As discussed during the 2018 offsite, it would be very useful to have the data dumps, which contain all past and present versions of Wikimedia project content, systematically uploaded to the Analytics Data Lake so they can be queried using Hive, Spark, and other Hadoop ecosystem tools.
Use-cases
There are a variety of use-cases for the result of this task. We list a few of them below:
- Measurement of AfC improvements (T192515)
- Short regular expressions that can take hours when going through parsing through the dumps locally can be done in minutes. This has use-cases for a variety of research projects including identifying unsourced statements (T186279).
- Section recommendation (T171224) : Here we need to parse section titles across different languages, this takes days with the current tools, and might be done in few hours using Spark.
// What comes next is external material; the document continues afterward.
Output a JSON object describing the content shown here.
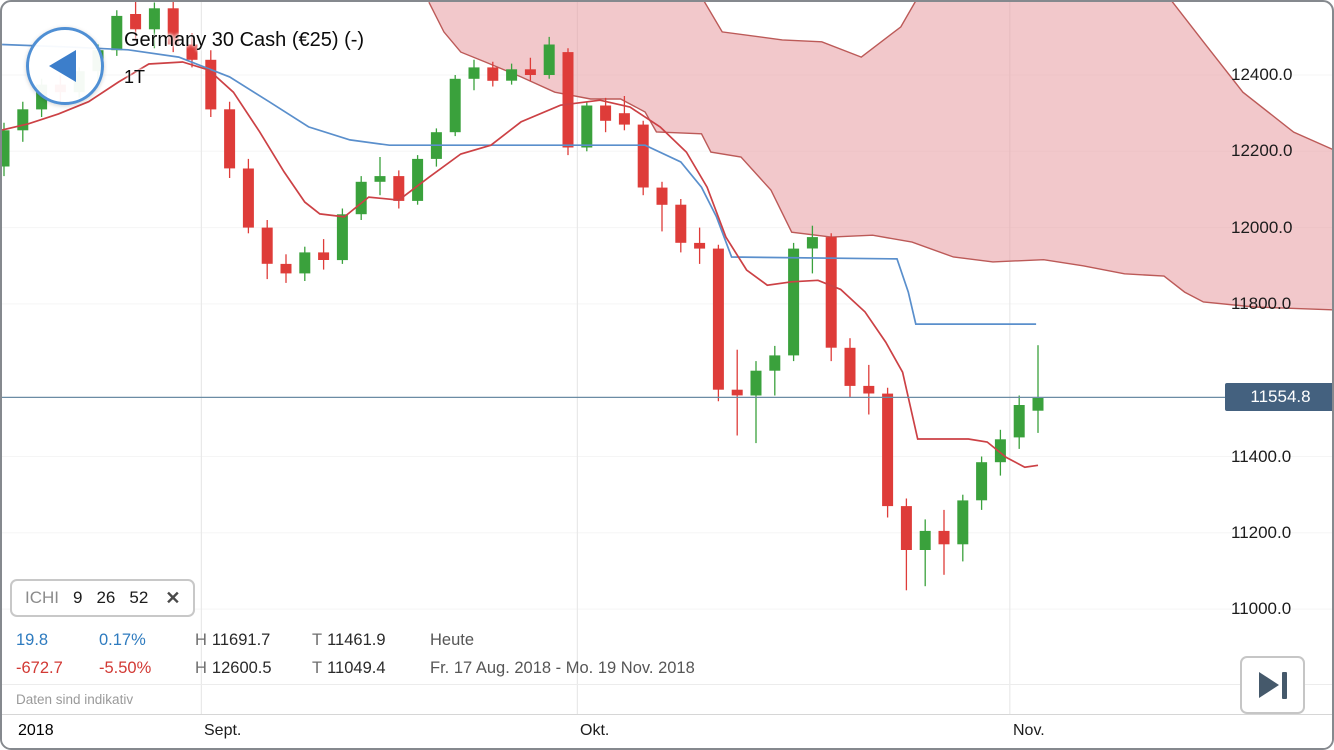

- Create a Historical Link Graph for Wikipedia (T186558): We want to keep a updated version of the historical link graph across different languages, as a complement for the Clickstream Dataset. Again, doing this Spark might reduce the parsing time from days to hours.
- Parse the XML dumps with the mwparserfromhell library to figure out information box and language usage of files on Commons (Part 1 of T177358; Results and code).
- Calculating historical article counts (part of T194562): to use the standard definition of an article, you have to know which pages contained at least one wiki link at any given time in the past.